The FHA is on the hook for lots of "underwater" loans, taken out by low-income homeowners who got special low down-payment deals and -- in case you didn't notice -- unemployment hit a 26-year high in August, with no prospect the 9.7% jobless rate will go down any time this year. Dave Hogberg of Investors Business Daily reports:


FHA-insured loans have more than tripled from 530,000 in fiscal year 2007 to 1.7 million thus far in 2009. The Government National Mortgage Association, which securitizes FHA loans, has boosted its mortgage-related issuance to $287 billion from $85 billion. Yet during that same period, the FHA's loan delinquency rate has climbed to 14.4% in Q2 from 12.6% two years earlier.OK, so guess what the consequences are now?



As job losses continue to mount, why would someone facing economic difficulties try to keep a home that is worth less than the money owed on it?



More at the Hot Air Green Room.



As someone who did loans for the first twenty years of my life straight out of college the current "housing situation" makes me crazy. Let me explain how this whole mortgage problem came to pass as a former lender.

Once upon a time, if you did a mortgage loan the chances were pretty darn good that the loan was golden. It had to be because as a lender you were putting money out there at a relatively low rate of return for a relatively long period of time. You could do that based on some assumptions.


First, the prospective homeowner was investing too much in to securing the loan to walk away from it. Back in the day, and we are only talking about a decade and a half ago, the buyer had to put a pretty good chunk of change down on the purchase of a home PLUS pay closing costs out of pocket. As a result, people worked and sacrificed in order to save up enough of their own money before they had any kind of shot at getting a home. By the time a couple had the money to secure a loan, they were both financially and emotionally invested in the home.

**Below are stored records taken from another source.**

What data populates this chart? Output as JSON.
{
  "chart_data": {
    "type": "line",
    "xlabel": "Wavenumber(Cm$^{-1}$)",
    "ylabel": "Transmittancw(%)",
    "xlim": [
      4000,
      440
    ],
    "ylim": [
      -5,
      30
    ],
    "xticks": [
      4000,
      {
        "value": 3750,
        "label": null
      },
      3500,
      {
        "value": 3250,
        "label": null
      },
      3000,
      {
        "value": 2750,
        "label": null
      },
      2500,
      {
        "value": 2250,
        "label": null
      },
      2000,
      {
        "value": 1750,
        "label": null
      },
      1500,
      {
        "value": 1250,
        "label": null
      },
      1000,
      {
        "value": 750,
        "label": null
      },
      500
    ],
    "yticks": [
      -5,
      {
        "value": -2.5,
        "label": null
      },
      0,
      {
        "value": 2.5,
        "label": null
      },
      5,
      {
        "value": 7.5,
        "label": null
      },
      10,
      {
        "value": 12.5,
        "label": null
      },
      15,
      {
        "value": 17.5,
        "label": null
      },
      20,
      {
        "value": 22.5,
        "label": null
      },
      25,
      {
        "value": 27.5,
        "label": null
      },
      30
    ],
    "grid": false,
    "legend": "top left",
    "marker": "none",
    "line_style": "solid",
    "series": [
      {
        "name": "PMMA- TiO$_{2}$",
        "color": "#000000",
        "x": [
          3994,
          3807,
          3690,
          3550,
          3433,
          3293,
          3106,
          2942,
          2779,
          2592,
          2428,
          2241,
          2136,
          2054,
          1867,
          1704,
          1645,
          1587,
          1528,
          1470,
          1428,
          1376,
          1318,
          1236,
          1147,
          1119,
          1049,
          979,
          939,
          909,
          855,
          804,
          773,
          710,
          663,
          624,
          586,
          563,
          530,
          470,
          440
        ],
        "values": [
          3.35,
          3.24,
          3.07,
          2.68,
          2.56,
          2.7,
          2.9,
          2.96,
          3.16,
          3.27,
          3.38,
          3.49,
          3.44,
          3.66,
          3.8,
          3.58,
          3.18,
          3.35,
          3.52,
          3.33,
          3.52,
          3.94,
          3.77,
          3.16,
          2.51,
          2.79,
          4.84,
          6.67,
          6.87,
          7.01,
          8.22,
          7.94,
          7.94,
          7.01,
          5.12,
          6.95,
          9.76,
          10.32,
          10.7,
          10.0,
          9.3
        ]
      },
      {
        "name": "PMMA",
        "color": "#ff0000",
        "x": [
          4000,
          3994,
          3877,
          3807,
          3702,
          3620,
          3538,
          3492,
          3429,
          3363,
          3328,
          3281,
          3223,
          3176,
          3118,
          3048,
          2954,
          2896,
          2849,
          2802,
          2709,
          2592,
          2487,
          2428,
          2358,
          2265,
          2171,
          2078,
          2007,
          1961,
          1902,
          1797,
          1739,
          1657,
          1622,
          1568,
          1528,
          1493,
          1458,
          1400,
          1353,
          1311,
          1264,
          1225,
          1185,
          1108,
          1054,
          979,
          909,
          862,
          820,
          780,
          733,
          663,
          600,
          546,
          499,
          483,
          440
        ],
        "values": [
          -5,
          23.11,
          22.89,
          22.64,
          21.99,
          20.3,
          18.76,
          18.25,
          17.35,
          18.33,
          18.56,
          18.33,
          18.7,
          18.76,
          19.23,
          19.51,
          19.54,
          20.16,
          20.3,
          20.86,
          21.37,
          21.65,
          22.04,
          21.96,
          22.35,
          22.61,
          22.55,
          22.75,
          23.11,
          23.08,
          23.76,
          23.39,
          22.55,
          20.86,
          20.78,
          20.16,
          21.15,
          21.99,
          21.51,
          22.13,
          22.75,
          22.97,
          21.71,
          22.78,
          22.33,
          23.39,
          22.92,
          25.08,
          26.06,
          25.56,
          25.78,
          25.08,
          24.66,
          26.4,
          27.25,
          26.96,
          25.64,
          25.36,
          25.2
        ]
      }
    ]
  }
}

Second, prospective buyers had to prove that come hell or high water, they paid their obligations. A single "30 day notice" on a credit report could end any hope of receiving a mortgage. On top of that, the buyer had to have at least three months of income, over and above the down payment and closing costs, sitting in a liquid account to show that they could make their payments in the event they had an unforeseen event.

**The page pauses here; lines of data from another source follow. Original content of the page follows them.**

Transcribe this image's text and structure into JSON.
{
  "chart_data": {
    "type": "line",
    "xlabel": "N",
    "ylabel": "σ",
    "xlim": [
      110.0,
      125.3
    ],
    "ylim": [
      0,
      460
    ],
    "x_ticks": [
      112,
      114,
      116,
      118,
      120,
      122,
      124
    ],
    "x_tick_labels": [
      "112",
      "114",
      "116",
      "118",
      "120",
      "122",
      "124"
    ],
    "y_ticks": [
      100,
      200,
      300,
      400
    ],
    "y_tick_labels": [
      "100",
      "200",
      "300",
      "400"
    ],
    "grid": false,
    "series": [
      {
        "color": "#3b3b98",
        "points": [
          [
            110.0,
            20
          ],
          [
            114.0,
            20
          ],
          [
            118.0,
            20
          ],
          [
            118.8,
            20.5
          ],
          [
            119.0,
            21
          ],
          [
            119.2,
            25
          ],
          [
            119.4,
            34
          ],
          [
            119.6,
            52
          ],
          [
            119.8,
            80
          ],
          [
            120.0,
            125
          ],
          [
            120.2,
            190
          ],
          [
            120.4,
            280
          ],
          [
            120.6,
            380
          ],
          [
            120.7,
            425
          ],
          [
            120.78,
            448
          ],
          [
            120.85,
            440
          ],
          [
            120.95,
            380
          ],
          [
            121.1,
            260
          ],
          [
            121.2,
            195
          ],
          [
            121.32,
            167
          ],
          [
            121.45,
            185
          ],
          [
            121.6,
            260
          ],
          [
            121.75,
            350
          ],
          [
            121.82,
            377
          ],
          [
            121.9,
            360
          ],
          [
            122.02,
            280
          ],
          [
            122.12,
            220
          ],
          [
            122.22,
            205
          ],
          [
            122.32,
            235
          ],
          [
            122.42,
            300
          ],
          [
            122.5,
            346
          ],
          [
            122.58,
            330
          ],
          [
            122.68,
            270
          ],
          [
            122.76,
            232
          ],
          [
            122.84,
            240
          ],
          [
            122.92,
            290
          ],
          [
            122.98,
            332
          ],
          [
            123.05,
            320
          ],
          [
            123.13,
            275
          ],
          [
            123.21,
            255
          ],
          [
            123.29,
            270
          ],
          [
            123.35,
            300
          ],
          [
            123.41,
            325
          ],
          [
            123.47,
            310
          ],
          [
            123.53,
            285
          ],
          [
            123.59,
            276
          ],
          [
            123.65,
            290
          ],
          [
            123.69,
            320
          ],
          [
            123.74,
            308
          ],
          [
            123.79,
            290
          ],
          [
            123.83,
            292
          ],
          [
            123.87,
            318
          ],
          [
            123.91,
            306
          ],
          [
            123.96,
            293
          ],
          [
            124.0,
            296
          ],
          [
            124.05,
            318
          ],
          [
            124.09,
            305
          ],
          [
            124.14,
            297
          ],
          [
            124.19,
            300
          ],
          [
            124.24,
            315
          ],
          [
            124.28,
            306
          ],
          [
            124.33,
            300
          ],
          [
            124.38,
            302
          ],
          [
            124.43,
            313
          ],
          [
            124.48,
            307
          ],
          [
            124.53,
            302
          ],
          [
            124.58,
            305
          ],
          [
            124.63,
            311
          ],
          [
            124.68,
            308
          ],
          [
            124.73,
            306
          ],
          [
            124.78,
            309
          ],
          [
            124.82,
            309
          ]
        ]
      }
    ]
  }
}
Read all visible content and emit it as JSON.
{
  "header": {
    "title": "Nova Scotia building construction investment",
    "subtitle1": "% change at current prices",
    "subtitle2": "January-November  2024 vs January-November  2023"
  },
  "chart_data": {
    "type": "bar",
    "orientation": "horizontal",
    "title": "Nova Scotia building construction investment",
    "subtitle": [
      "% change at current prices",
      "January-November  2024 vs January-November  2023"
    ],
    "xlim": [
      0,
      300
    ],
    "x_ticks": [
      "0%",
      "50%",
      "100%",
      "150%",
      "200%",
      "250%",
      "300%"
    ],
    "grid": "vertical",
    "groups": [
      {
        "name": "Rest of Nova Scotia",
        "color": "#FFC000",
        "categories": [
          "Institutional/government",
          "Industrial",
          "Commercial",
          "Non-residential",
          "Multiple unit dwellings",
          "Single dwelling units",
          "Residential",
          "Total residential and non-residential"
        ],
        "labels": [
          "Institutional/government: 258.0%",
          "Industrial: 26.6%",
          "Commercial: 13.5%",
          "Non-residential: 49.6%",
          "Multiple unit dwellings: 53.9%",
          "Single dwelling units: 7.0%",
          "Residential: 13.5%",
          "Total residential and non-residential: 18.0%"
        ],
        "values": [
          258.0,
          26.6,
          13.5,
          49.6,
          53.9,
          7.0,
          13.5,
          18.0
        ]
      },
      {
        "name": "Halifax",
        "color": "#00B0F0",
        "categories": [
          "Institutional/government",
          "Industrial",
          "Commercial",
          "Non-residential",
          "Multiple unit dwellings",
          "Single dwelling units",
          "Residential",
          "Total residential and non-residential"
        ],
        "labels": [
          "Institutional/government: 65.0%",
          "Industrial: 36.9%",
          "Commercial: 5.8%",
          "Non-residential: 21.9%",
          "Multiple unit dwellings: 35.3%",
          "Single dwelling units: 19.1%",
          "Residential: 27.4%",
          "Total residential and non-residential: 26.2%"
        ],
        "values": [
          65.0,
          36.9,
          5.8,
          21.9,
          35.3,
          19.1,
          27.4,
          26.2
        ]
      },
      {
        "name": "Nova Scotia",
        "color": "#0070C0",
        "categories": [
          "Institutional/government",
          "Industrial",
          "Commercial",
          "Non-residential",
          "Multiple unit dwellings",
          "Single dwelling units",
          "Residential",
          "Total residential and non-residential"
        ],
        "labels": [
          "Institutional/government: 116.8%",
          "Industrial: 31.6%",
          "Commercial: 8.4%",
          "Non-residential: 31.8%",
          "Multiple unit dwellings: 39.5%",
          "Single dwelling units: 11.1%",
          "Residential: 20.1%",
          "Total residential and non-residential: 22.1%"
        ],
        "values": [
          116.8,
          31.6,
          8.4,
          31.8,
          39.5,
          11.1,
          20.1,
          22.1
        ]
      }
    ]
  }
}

Third, it was assumed that the value of the home would increase over time and therefore, the owner's risk of loss would increase as the lender's risk of loss would decrease. Foreclosure might have been a pain in the lender's tailpipe but it didn't result in a loss. For the homeowner, it was a huge loss and the consequences were unthinkable.

Boom! Everything changed. The powers that be be declared that home ownership was a God given right not a privilege and the push was on. If lenders didn't make enough home loans there was government enforced hell to pay. HMDA, CRA, loan, loan, loan. No money? No credit? No job? NO WORRIES! No money down. No income verification. Don't worry lenders. Throw everything out the window because we (the government) may be forcing you to make these loans but we are also letting you off the hook via Fannie and Freddie and FHA, so knock yourselves out. Guess what happened.


Lenders, under enormous pressure to lend, and with the ability to sell off their risk, created programs that put people who should never been put in to homes in to homes. Were lenders greedy? You bet your backside. Lenders figured out that they could make money by doing exactly what the government demanded that they do. Predatory? Was the government predatory?

So, almost full circle back to Stacy, "As job losses continue to mount, why would someone facing economic difficulties try to keep a home that is worth less than the money owed on it?" They wouldn't. Unintended consequences. The homeowner hasn't got so much invested, financially or emotionally, to stay and fight for a home whose value holds no value. And on the bright side, with the changes in the bankruptcy laws, they can be back in another home, no money down, in three years or less. The biggest loser, as always, is the taxpayer. Now the circle is complete.